Knitting has been a strange mix for me of that kind of compulsion and a fun craft. It’s never really been one thing or the other, but always the combination. And I’ve always been knitting – people remark on when they see me without my knitting. But lately I’ve been forgetting my knitting. And even when I bring it with me, I often don’t take it out. When I’m a passenger in the car, I’m not usually knitting which is very new and unusual. I’ve been sitting still at church and at meetings and when I’m talking to people. I’m getting very little knitting done.

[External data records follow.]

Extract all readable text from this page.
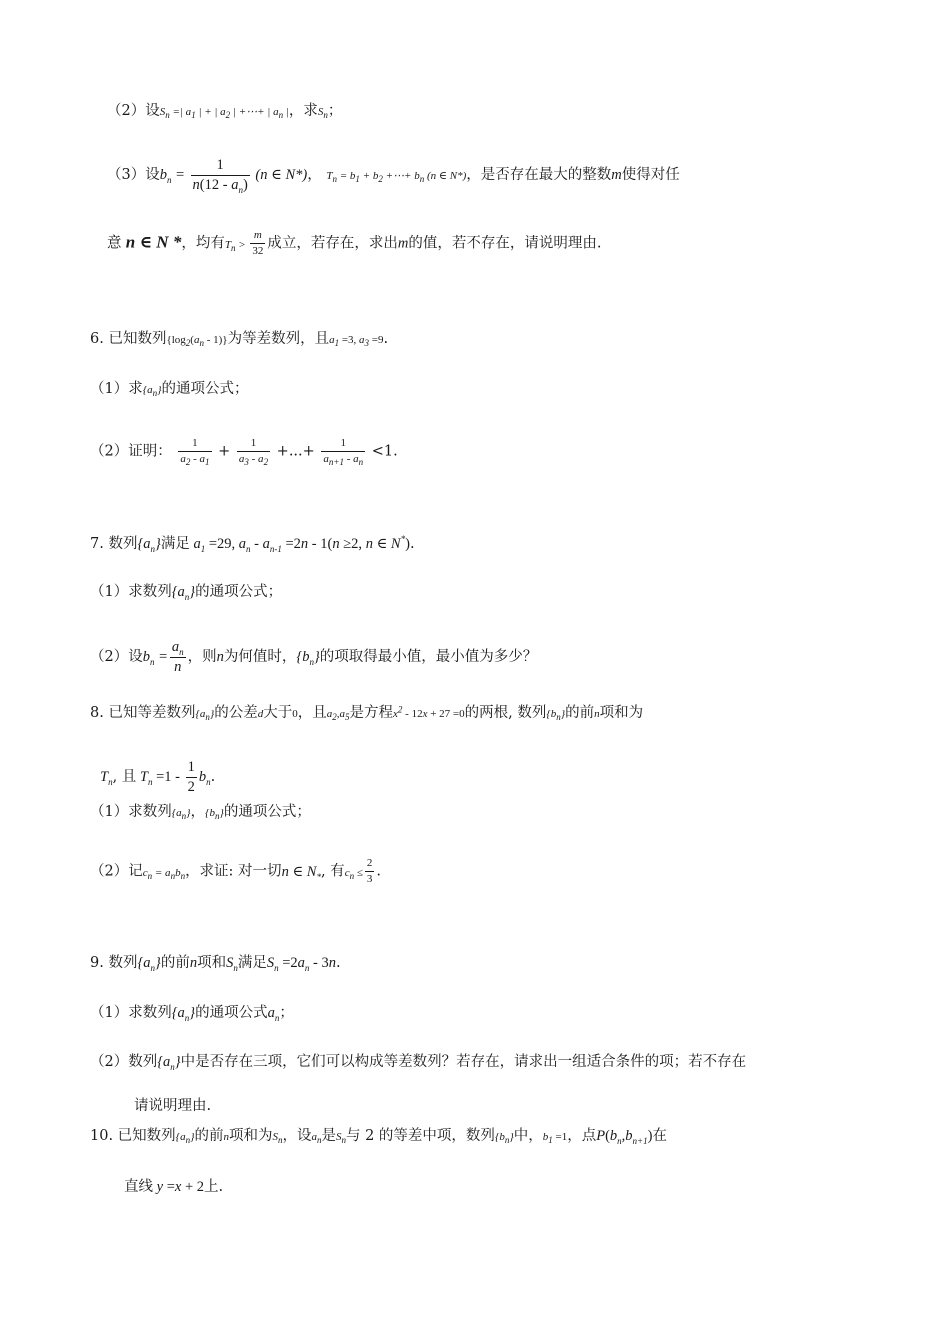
（2）设$S_n$ =| $a_1$ | + | $a_2$ | +⋯+ | $a_n$ |，求$S_n$；
（3）设$b_n = \frac{1}{n(12 - a_n)} (n$ ∈ N*)， $T_n = b_1 + b_2$ +⋯+ $b_n$ (n ∈ N*)，是否存在最大的整数m使得对任
意 n ∈ N *，均有$T_n > \frac{m}{32}$ 成立，若存在，求出m的值，若不存在，请说明理由.
6. 已知数列$\{\log_2(a_n - 1)\}$为等差数列，且$a_1 =3$, $a_3 =9$.
（1）求$\{a_n\}$的通项公式；
（2）证明： $\frac{1}{a_2 - a_1} + \frac{1}{a_3 - a_2}$ +...+ $\frac{1}{a_{n+1} - a_n} <1$.
7. 数列$\{a_n\}$满足 $a_1 =29$, $a_n - a_{n-1} =2n - 1(n \ge 2$, n ∈ N*).
（1）求数列$\{a_n\}$的通项公式；
（2）设$b_n = \frac{a_n}{n}$ ，则n为何值时，$\{b_n\}$的项取得最小值，最小值为多少？
8. 已知等差数列$\{a_n\}$的公差d大于0，且$a_2,a_5$是方程$x^2 - 12x + 27 =0$的两根, 数列$\{b_n\}$的前n项和为
$T_n$, 且 $T_n =1 - \frac{1}{2} b_n$.
（1）求数列$\{a_n\}$，$\{b_n\}$的通项公式；
（2）记$c_n = a_nb_n$，求证: 对一切n ∈ $N_*$, 有$c_n \le \frac{2}{3}$ .
9. 数列$\{a_n\}$的前n项和$S_n$满足$S_n =2a_n - 3n$.
（1）求数列$\{a_n\}$的通项公式$a_n$；
（2）数列$\{a_n\}$中是否存在三项，它们可以构成等差数列？若存在，请求出一组适合条件的项；若不存在
请说明理由.
10. 已知数列$\{a_n\}$的前n项和为$S_n$，设$a_n$是$S_n$与 2 的等差中项，数列$\{b_n\}$中，$b_1 =1$，点$P(b_n,b_{n+1})$在
直线 y =x + 2上.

This was actually bothering me until I realized that it’s freeing. I can knit but i don’t have to. I can also sit still, and I’ve never been able to do that before. It’s also scary – there’s part of me that feels like I’m losing my identity, and I’m not sure if I mean knitting or being anxious or what, but I’m afraid I won’t be ME any more. Then there’s the part of me that realizes that there’s me underneath all the running and fear and depression, and maybe I get to learn to know that me. I’m still not sure if I’ll like that more or less than copious amounts of hand-knit socks but I might find out.